Breaking down harmful stereotypes

Gus Worland (fourth from right) and a group of local supporters walked Tumut River on Sunday morning, offering their ear to anyone who might be struggling with mental health issues or concerns.

Media personality, Gotcha for Life founder and Tomorrow Man ambassador Gus Worland simply wants to reduce the rate of suicide among Australian men aged 15-44.

“We lose six blokes to suicide every day in Australia, which is a scary fact,” Worland said.

“For Australian men aged 15-44, suicide is the most common way for men to die and I just have to shake my head.”

Worland has been visiting Tumut for some time now, working in with community groups and sporting clubs to curb the rate of suicide, while letting men know it’s okay to talk and discuss and embrace mental health issues.

“Ever since I was on the Grill Team with Matty Johns and MG (Mark Geyer) with Sydney radio, Jo Murrell has been on to me and hammering me, saying ‘I have to look after the men in this region that is going through a tough time’,” Worland said.

Since then, Worland has fallen in love with the region and on Sunday during his walk, he acknowledged that it had been a rough trot for men, especially those suffering through mental health issues.

“This has certainly been a tough time with the drought on and now the bushfires and it is has been hard for those blokes dealing with the brunt of it, along with their own concerns,” Worland said.

“We love this area and its people and we will do whatever we can to help instigate change and teach men how to deal with their emotions.”

Worland believes his work with Tumut and surrounds can be a catalyst for change and he is encouraging local community groups to get men talking and embracing their feelings; feelings that they have previously been told to keep deep down.

“We don’t need blokes to keep trying to live up to that stereotypical Aussie bloke who holds onto his emotions and keep burying those feelings deep down and so forth; it’s not working,” Worland said.

“We should be teaching blokes that you can be emotional and you can be vulnerable and that talking about your feelings is okay.”

The former radio host explained how he planned on using his work in the local region to help make changes in other areas of NSW and Australia.
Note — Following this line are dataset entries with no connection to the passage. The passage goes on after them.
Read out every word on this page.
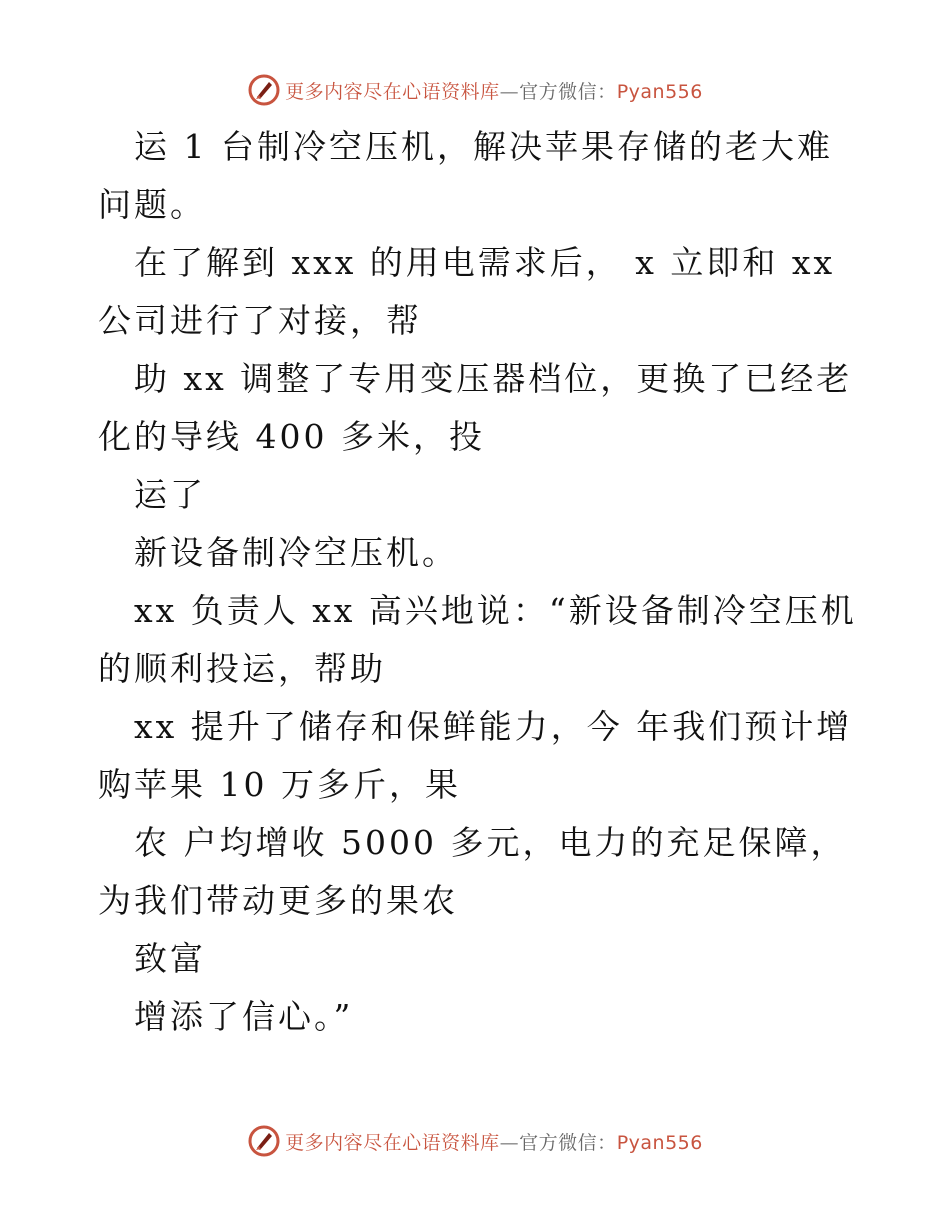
更多内容尽在心语资料库—官方微信：Pyan556

运 1 台制冷空压机，解决苹果存储的老大难问题。

在了解到 xxx 的用电需求后， x 立即和 xx 公司进行了对接，帮

助 xx 调整了专用变压器档位，更换了已经老化的导线 400 多米，投

运了

新设备制冷空压机。

xx 负责人 xx 高兴地说：“新设备制冷空压机的顺利投运，帮助

xx 提升了储存和保鲜能力，今 年我们预计增购苹果 10 万多斤，果

农 户均增收 5000 多元，电力的充足保障，为我们带动更多的果农

致富

增添了信心。”

更多内容尽在心语资料库—官方微信：Pyan556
“We are now using this region as a template to then pick it up and potentially take it to other regions in Australia,” Worland said.

“I went down and spoke to the Prime Minister in Canberra two Fridays ago and said to him if you look at what we are doing in that Tumut area, it’s a wonderful template to show that a community can get together and build some mental fitness by having events on.

“I hope this region can be the catalyst for change and we are spreading the seed for change with men in that next generation.

Worland is planning on coming back to Tumut and surrounds again shortly for two of the region’s biggest events.

“We are back again for the (Batlow) CiderFest and the Tumut Colour Run and we hope to see as many people there as possible and I will be around to have a chat with anyone who wants to talk,” Worland said.

Worland did have one final message for local men who might be struggling and implored anyone going through a bad time to speak up. 

“It used to be man up, shut up but now it is man up, speak up and if you need to talk, find someone and just talk,” Worland said.